Not so fast.  Here are five factors you need to know before taking the 529 plunge.

  1. Risk – the money you put into a 529 plan is exposed to market risk
  2. More Risk – there is no way to lock in gains – so bad years can wipe out good years – or worse
  3. Tax – money is taxable as withdrawn.  It may be at Junior’s rate – but it will increase the tax on Junior’s lawn-mowing money
  4. Use-it-or-Lose-it – If Junior doesn’t go to college – the money can’t be accessed without penalty until retirement.  No trade school – no business seed capital
  5. FAFSA Penalty – The FASFA form inventories your – and Junior’s – income and net worth to determine how much financial aid your may qualify for – versus the “Expected Family Contribution.”  Money in a 529 Plan reduces financial aid dollar-for-dollar.

Here’s an alternative.  Put money into an indexed universal life insurance policy for Junior.
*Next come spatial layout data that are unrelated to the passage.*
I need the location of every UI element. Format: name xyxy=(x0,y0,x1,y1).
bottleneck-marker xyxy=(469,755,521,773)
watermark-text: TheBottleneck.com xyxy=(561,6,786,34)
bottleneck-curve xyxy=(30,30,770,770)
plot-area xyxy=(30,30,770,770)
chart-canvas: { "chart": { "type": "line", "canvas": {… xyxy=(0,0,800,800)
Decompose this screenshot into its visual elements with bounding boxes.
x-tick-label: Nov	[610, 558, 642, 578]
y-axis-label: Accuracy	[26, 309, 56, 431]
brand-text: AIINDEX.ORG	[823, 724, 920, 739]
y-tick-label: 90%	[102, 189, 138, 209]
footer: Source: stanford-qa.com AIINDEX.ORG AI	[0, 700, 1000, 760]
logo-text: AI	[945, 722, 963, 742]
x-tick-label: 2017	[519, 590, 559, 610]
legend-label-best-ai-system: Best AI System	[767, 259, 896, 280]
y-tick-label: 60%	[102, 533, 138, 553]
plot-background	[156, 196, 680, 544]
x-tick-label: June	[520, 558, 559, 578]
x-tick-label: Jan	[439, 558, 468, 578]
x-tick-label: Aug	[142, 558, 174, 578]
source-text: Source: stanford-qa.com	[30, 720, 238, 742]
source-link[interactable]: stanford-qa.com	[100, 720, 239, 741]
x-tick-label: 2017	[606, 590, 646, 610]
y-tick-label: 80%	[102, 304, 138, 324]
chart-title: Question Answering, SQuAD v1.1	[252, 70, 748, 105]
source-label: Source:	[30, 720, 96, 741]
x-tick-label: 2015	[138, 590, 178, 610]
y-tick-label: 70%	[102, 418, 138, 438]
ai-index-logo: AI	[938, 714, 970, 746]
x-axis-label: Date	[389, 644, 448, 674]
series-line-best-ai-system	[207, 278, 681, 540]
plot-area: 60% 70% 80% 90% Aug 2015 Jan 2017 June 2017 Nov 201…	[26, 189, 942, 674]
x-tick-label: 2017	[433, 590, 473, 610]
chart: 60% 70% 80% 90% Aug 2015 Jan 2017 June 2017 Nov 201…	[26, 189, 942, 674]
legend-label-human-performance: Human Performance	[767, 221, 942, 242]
  • It’s very low cost – probably in line with the costs/expenses in a 529 Plan
  • The money will grow tax-deferred, but is accessible tax-free
  • There is no risk of loss of principal or gains
  • Junior will have a bit of life insurance and locked in his “insurability” for life
  • He’ll get a free long-term care benefit that probably won’t be needed but is nice to know is there
  • Even if it is used for college – the plan can continue – and become a sweet retirement account or be accessed for another life need, tax-free
  • The accumulated value IS NOT COUNTED on the FASFA form and therefore does not reduce qualification for financial aid

General rule:  Anything that has a government stamp on it is usually better for the government than for you.  The 529 is the centerpiece of that theory.